Aus ihrem Anlass wird das angefochtene Urteil, das im Übrigen unberührt bleibt, im den Angeklagten * A* betreffenden Konfiskations‑ und Einziehungserkenntnis aufgehoben und die Sache in diesem Umfang zu neuer Verhandlung und Entscheidung an das Landesgericht für Strafsachen Graz verwiesen.
Die Entscheidung über die Berufung kommt dem Oberlandesgericht Graz zu.

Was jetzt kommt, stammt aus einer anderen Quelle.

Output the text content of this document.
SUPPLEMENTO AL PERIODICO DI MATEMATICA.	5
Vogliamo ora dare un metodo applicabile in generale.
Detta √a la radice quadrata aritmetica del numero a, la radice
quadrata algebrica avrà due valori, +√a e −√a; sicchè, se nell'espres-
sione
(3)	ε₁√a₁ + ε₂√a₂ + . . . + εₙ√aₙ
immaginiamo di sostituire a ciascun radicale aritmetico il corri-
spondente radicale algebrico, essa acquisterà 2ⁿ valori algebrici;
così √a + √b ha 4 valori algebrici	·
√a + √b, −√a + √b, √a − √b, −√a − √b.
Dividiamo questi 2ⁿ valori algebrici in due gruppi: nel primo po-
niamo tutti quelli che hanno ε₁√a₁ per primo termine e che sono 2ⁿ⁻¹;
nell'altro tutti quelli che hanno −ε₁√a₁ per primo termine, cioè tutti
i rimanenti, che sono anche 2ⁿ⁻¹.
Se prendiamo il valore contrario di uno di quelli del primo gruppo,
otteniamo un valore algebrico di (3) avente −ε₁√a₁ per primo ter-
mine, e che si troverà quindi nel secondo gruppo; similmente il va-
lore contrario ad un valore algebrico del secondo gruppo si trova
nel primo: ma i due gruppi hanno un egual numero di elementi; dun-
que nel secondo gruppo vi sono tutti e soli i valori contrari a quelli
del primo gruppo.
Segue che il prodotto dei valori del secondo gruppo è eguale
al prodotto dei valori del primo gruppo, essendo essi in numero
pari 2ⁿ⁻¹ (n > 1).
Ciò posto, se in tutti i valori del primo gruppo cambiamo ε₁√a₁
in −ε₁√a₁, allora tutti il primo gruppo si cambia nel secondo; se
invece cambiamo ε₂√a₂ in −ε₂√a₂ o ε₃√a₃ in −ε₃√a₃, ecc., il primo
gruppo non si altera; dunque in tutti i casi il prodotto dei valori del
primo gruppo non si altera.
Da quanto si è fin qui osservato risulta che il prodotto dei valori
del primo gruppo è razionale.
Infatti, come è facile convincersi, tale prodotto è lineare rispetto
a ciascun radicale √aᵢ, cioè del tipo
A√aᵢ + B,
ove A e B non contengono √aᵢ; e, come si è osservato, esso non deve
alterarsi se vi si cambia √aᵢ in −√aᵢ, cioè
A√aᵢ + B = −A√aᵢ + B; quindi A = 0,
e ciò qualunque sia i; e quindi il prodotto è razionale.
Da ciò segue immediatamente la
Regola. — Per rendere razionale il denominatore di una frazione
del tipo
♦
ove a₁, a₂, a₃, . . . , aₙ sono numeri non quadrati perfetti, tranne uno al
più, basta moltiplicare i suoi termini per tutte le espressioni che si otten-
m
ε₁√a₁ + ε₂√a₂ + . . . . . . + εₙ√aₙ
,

Dem Angeklagten A* fallen auch die Kosten des bisherigen Rechtsmittelverfahrens zur Last.
Gründe:
[1] Mit dem angefochtenen Urteil wurden * A* und * L* des Verbrechens des schweren Raubes nach §§ 142 Abs 1, 143 Abs 1 zweiter Fall StGB schuldig erkannt und hierfür – unter Bedachtnahme unter anderem auf § 39a Abs 1 Z 4 und 5, Abs 2 Z 4 StGB – nach § 143 Abs 1 StGB zu Freiheitsstrafen verurteilt.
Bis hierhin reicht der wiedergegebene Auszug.